The clichés were coming so fast and furious that I didn’t even have time to turn to my girlfriend and tell her what was going to happen. Examples? Paul Sorvino is in the movie as a down-on-his-luck Frank Sinatra impersonator. I mean lounge singer. Well, the writers went so far as to have Sorvino mention that “Frank” was rolling around in his grave as a result of the poor performance he just gave. OK, fine, cutesy Tarantino crap. But then it turns out that Sorvino is a heroin (duh) addict.

And of course, Shelly pays him in smack, and of course we are treated to a gratuitous close-up of Sorvino rigging his arm, the dirty spoon, the needle, the track marks, etc. When, when will Hollywood learn that depicting heroin use in film in no way connotes depth of any kind? Nothing could be more tired. It is exactly the same as assuming that because a character is black, they instantly have soul or street cred or whatever. Boring, repetitive, tired, and of course lame. Besides, who the hell buys Paul Sorvino as an old time junkie? The guy weighs three hundred pounds. Just make him an old drunk or something.
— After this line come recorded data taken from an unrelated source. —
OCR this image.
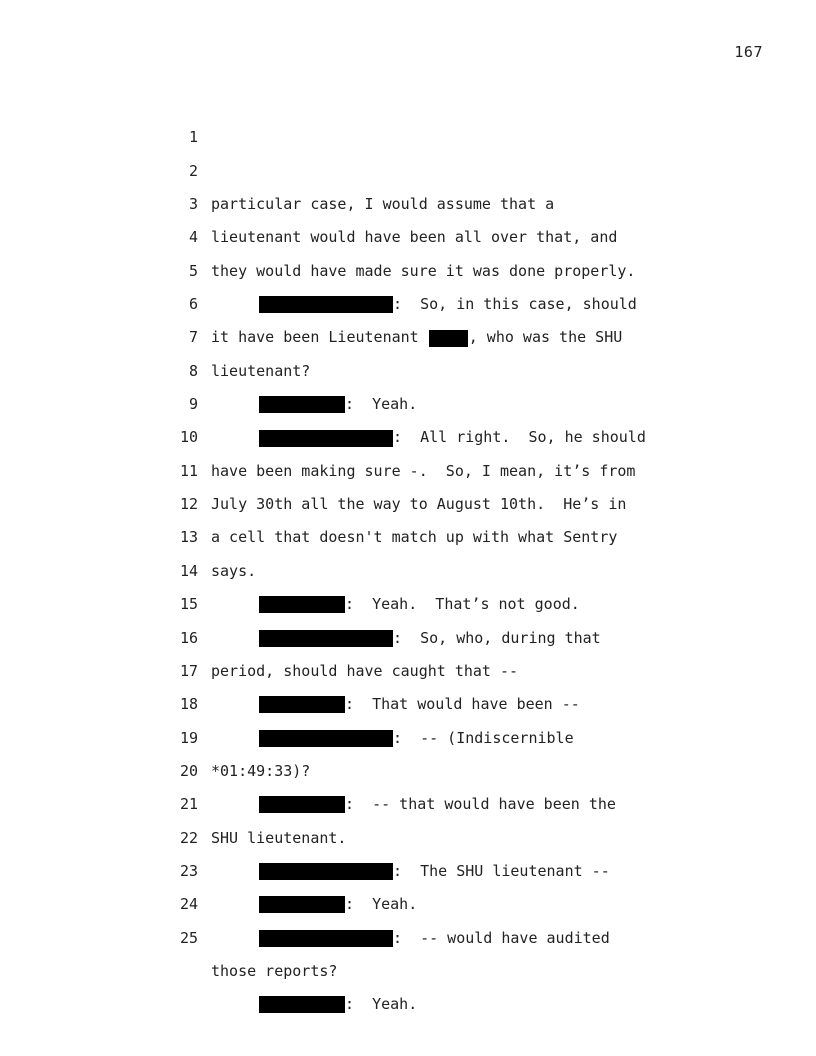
167

1

particular case, I would assume that a

2

lieutenant would have been all over that, and

3

they would have made sure it was done properly.

4

:  So, in this case, should

5

it have been Lieutenant	, who was the SHU

6

lieutenant?

7

:  Yeah.

8

:  All right.  So, he should

9

have been making sure -.  So, I mean, it’s from

10

July 30th all the way to August 10th.  He’s in

11

a cell that doesn't match up with what Sentry

12

says.

13

:  Yeah.  That’s not good.

14

:  So, who, during that

15

period, should have caught that --

16

:  That would have been --

17

:  -- (Indiscernible

18

*01:49:33)?

19

:  -- that would have been the

20

SHU lieutenant.

21

:  The SHU lieutenant --

22

:  Yeah.

23

:  -- would have audited

24

those reports?

25

:  Yeah.
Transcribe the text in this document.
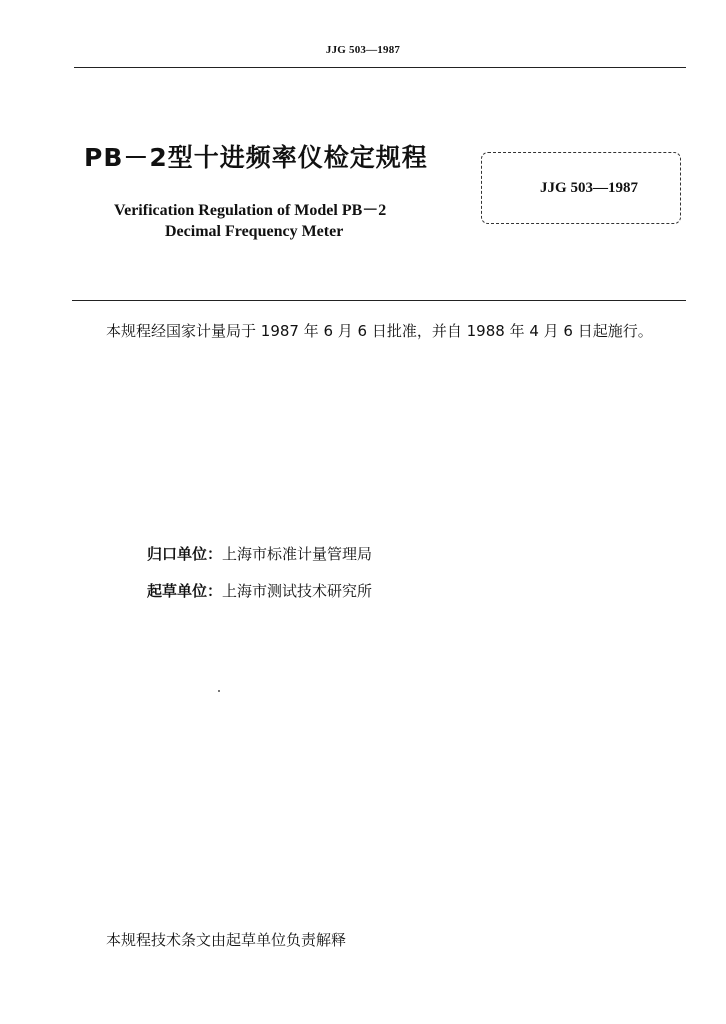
JJG 503—1987
PB－2型十进频率仪检定规程
Verification Regulation of Model PB－2
Decimal Frequency Meter
JJG 503—1987
本规程经国家计量局于 1987 年 6 月 6 日批准，并自 1988 年 4 月 6 日起施行。
归口单位：上海市标准计量管理局
起草单位：上海市测试技术研究所
本规程技术条文由起草单位负责解释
Anyhow, there are lots more instances like this. I will again mention the motel that Bernie lives in because that right there is proof to me that the writers have no friends that live in Vegas. In addition, there were a few totally overblown and heavy-handed bits that were simply clumsy–like Sorvino telling Baldwin of a Discovery channel program about old lions being beaten out of the “pride” by young upstarts. Baldwin’s Shelly was continually assaulted and lessened by a weak script that had his character pulling out every bad guy trick imaginable. With just about any other actor, the film would have been beyond belief.
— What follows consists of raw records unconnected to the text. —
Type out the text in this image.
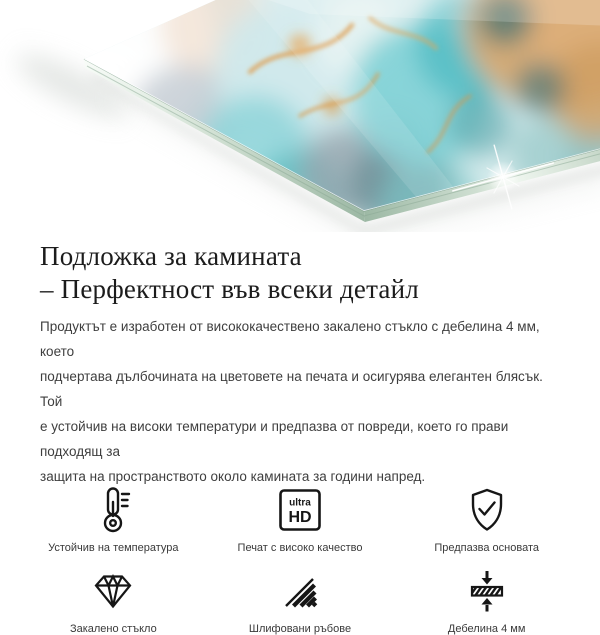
Подложка за камината
– Перфектност във всеки детайл
Продуктът е изработен от висококачествено закалено стъкло с дебелина 4 мм, което
подчертава дълбочината на цветовете на печата и осигурява елегантен блясък. Той
е устойчив на високи температури и предпазва от повреди, което го прави подходящ за
защита на пространството около камината за години напред.
Устойчив на температура
ultra
HD
Печат с високо качество	Предпазва основата
Закалено стъкло	Шлифовани ръбове	Дебелина 4 мм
Shelly would have been another in a way too long line of thoughtless, soulless cinematic toughs. Also of note is the fact that everything felt too rushed, too hurried. Things developed plot-wise, but not in a thoughtful way. It was a stampede. Like the whole subplot about Bernie’s son. Or the subplot about the Shangri La being remade into a casino that can compete with the big boys on the Strip. The movie clocked in at just about ninety minutes and it felt about an hour too short. Especially when two subplots have to work themselves out. Could this be the fault of the studio? Or just the writers? Either way, The Cooler was half-baked. And the ending. Look, if Paul Thomas Anderson sues anybody involved in this film for plagiarism, my girlfriend is a pretty good lawyer.
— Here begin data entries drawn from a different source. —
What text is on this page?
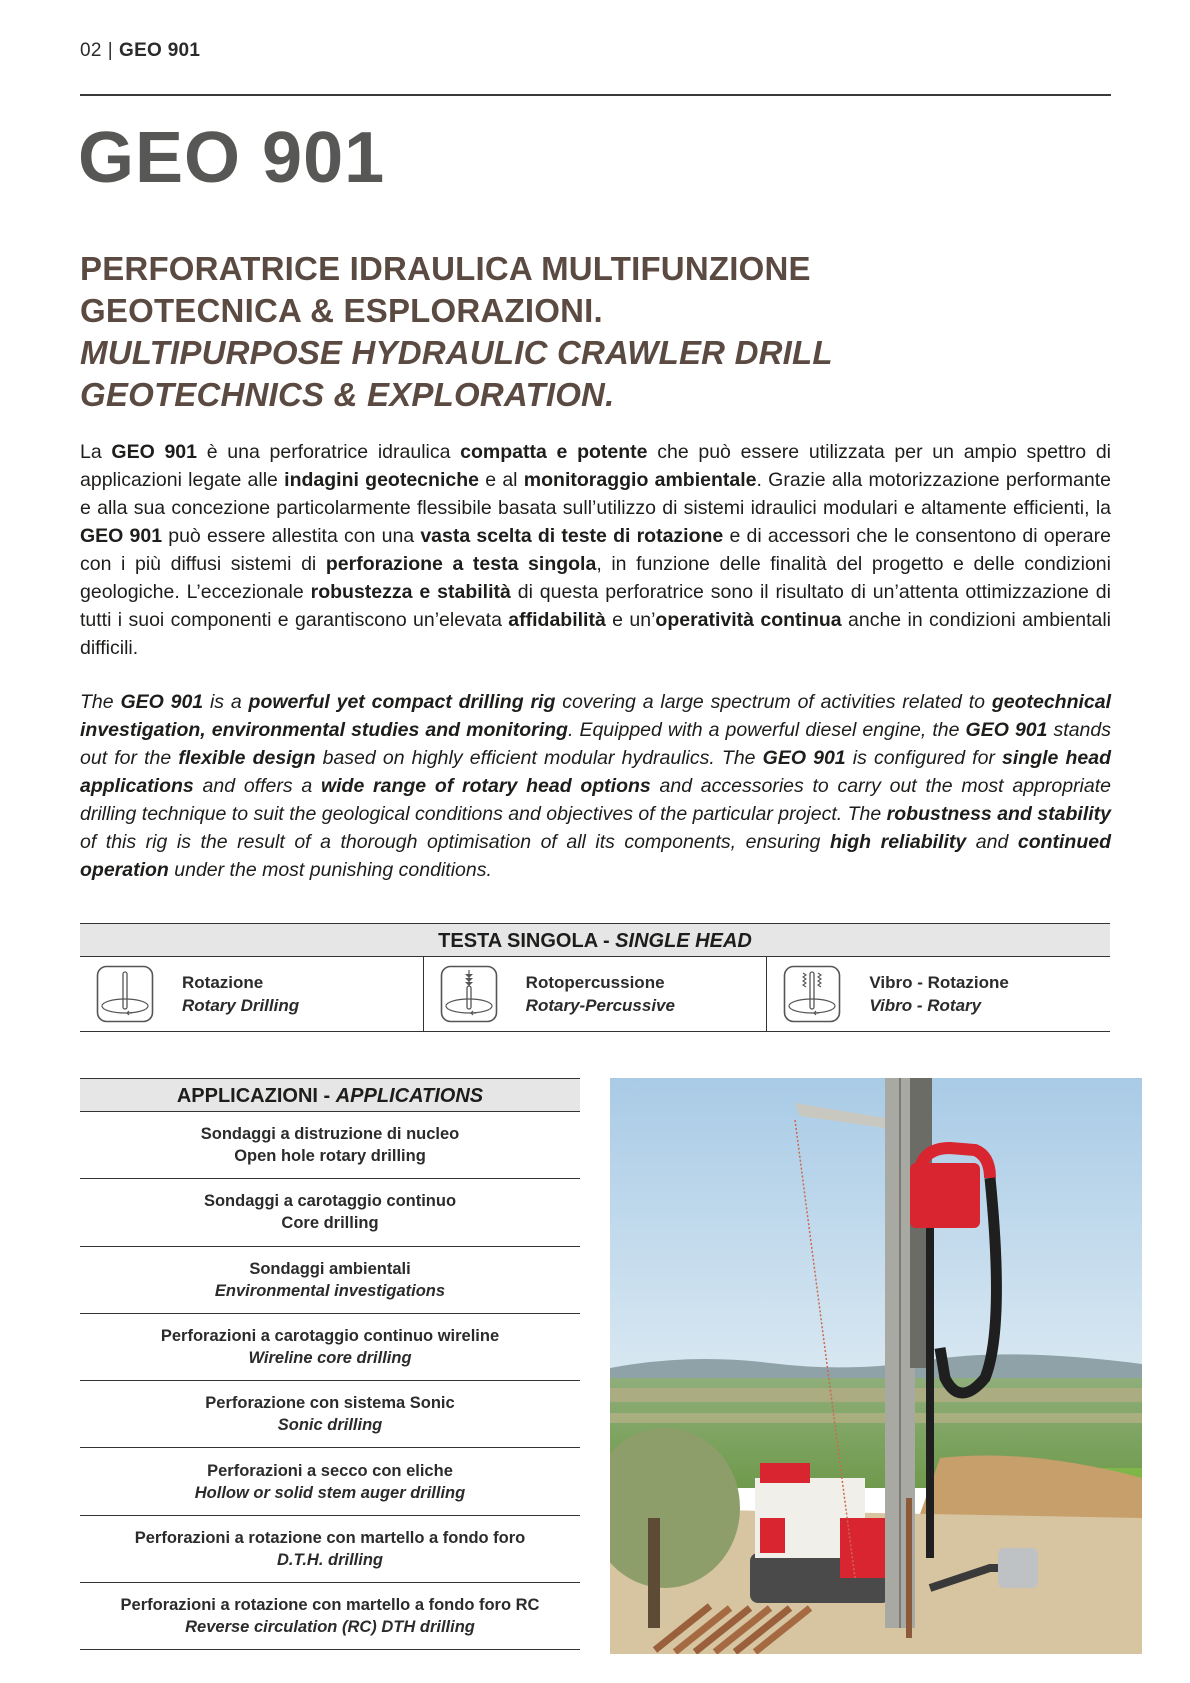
02 | GEO 901
GEO 901
PERFORATRICE IDRAULICA MULTIFUNZIONE
GEOTECNICA & ESPLORAZIONI.
MULTIPURPOSE HYDRAULIC CRAWLER DRILL
GEOTECHNICS & EXPLORATION.

La GEO 901 è una perforatrice idraulica compatta e potente che può essere utilizzata per un ampio spettro di applicazioni legate alle indagini geotecniche e al monitoraggio ambientale. Grazie alla motorizzazione performante e alla sua concezione particolarmente flessibile basata sull’utilizzo di sistemi idraulici modulari e altamente efficienti, la GEO 901 può essere allestita con una vasta scelta di teste di rotazione e di accessori che le consentono di operare con i più diffusi sistemi di perforazione a testa singola, in funzione delle finalità del progetto e delle condizioni geologiche. L’eccezionale robustezza e stabilità di questa perforatrice sono il risultato di un’attenta ottimizzazione di tutti i suoi componenti e garantiscono un’elevata affidabilità e un’operatività continua anche in condizioni ambientali difficili.

The GEO 901 is a powerful yet compact drilling rig covering a large spectrum of activities related to geotechnical investigation, environmental studies and monitoring. Equipped with a powerful diesel engine, the GEO 901 stands out for the flexible design based on highly efficient modular hydraulics. The GEO 901 is configured for single head applications and offers a wide range of rotary head options and accessories to carry out the most appropriate drilling technique to suit the geological conditions and objectives of the particular project. The robustness and stability of this rig is the result of a thorough optimisation of all its components, ensuring high reliability and continued operation under the most punishing conditions.

TESTA SINGOLA - SINGLE HEAD
Rotazione
Rotary Drilling
Rotopercussione
Rotary-Percussive
Vibro - Rotazione
Vibro - Rotary
APPLICAZIONI - APPLICATIONS
Sondaggi a distruzione di nucleo
Open hole rotary drilling
Sondaggi a carotaggio continuo
Core drilling
Sondaggi ambientali
Environmental investigations
Perforazioni a carotaggio continuo wireline
Wireline core drilling
Perforazione con sistema Sonic
Sonic drilling
Perforazioni a secco con eliche
Hollow or solid stem auger drilling
Perforazioni a rotazione con martello a fondo foro
D.T.H. drilling
Perforazioni a rotazione con martello a fondo foro RC
Reverse circulation (RC) DTH drilling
I suppose I have to talk about the sex scenes and how refreshingly realistic they were. I guess. Apparently, they had to airbrush out Bello’s pubic hair when Macy was going down on her to avoid an NC-17 rating. What struck me as more interesting than the “reality” of the lovemaking itself was the fact that Bello was a real woman. She doesn’t have breast implants. She does have cellulite, which you get a good look at, along with Macy’s ass, in a very funny and charming scene. I’m sure all the fan-boys out there who have never actually encountered a woman and who consider A-list porn stars like Pam Anderson and Denise Richards to be ideals were appalled, but to me, the sight of Bello was wonderful. Actual female flesh–nothing could be more erotic. Also, knowing that I have slept with way hotter chicks was something of a personal victory. To wrap it up, this movie was frustrating because while there was certainly plenty to love, there was nearly as much to hate. I’ll recommend The Cooler, but just for the superb acting and some pretty nifty camera work.

Special Ruthless Ratings

  • Overall: 6
  • Acting: 9
  • Directing: 7
  • Story: 4
  • Re-watchability: 7
  • Bello’s ass: 7
  • Macy’s ass: 4
  • My girlfriend’s ass: 10
  • Is a guy from N’Sync in the movie: Yes, but not the Bass asshole who was going to go up in space. It’s the fat one, uh, Joey Fatone.